Photo: The laser and photocell move along a radial track so they can scan the entire surface of the CD as it rotates. WARNING! Don't try to fiddle with your CD player to see the laser lit-up inside. It could damage your eyes or blind you. All CD players are designed to stop you looking at the lasers by mistake. Don't ever fool around with them!

Different types of CDs

CDs were originally used just for storing music. Each disc could store 74 minutes of stereo sound—more than enough for a typical LP record. During the 1990s, CD technology also became popular for storing computer programs, games, and other information. The original form of computer CD was called CD-ROM (CD-Read Only Memory), because most computers could only read information from them (and not store any information on them). In those days, you needed a separate piece of equipment called a "burner" to write your own CDs, which were often called WORMs (Write Once Read Many). It's now more common for computers to have CD-R (CD-Recordable) or CD/RW (CD Read/Write) drives for burning their own CDs, although most new computers now have DVD drives instead. Another way of using CDs, Kodak's PhotoCD system (a way of storing up to 100 photos on a compact disc), was also launched in the 1990s.

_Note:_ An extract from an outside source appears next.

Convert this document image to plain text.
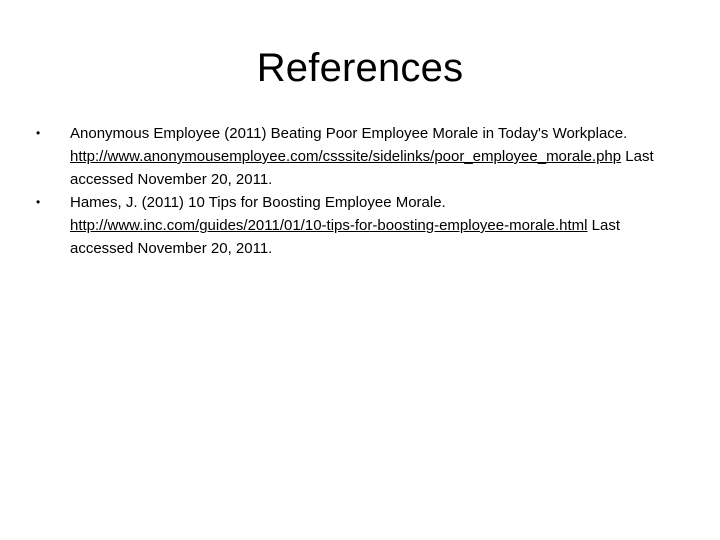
References
•	Anonymous Employee (2011) Beating Poor Employee Morale in Today's Workplace. http://www.anonymousemployee.com/csssite/sidelinks/poor_employee_morale.php Last accessed November 20, 2011.
•	Hames, J. (2011) 10 Tips for Boosting Employee Morale. http://www.inc.com/guides/2011/01/10-tips-for-boosting-employee-morale.html Last accessed November 20, 2011.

The difference between CDs and DVDs is the amount of information they can store. A CD can hold 650 megabytes (million characters) of data, whereas a DVD can cram in at least 4.7 gigabytes (thousand megabytes)—which is roughly seven times more. Because DVDs are the same size as CDs, and are storing seven times more information, the zeros and ones (or pits and lands) on a DVD have to be correspondingly smaller than those on a CD. The latest optical discs use a technology called Blu-ray to store six times more data than DVDs or 40 times more than CDs.

Pile of about a dozen compact discs being held in someone's hand An Apple iPod (4th generation).
Photo: CDs introduced us to digital music, but they're now being superseded by MP3 players and digital downloads. Why? Look how hard it is to hold just a dozen CDs in your hand. The Apple iPod MP3 player on the right can hold something like 400-500 CDs worth of music without even blinking! Having said that, a music track on CD will always sound better than than the equivalent MP3, for reasons we explain in our article on MP3 players and digital music.

Who invented CDs?

The technology behind CDs was invented in the late 1960s by James T. Russell (1931–). An avid music fan, he longed for a sound-recording system that would reproduce music more exactly than LP records and cassette tapes. He patented the first ever optical sound recording system in 1970, refining it over the years that followed. Audio CDs finally made their commercial debut in Europe in 1982, launched by the Sony and Philips electronics corporations, and appeared in the United States the following year. CD-ROMs became popular in the 1990s, when publishers such as Encyclopedia Britannica, Broderbund, and Dorling Kindersley released popular "multimedia" encyclopedias containing written text, sound, pictures, animations, and videos. CD-ROMs are less popular today, thanks to the World Wide Web (WWW), which makes it easier to publish and update information instantly and link together pages from lots of different sources.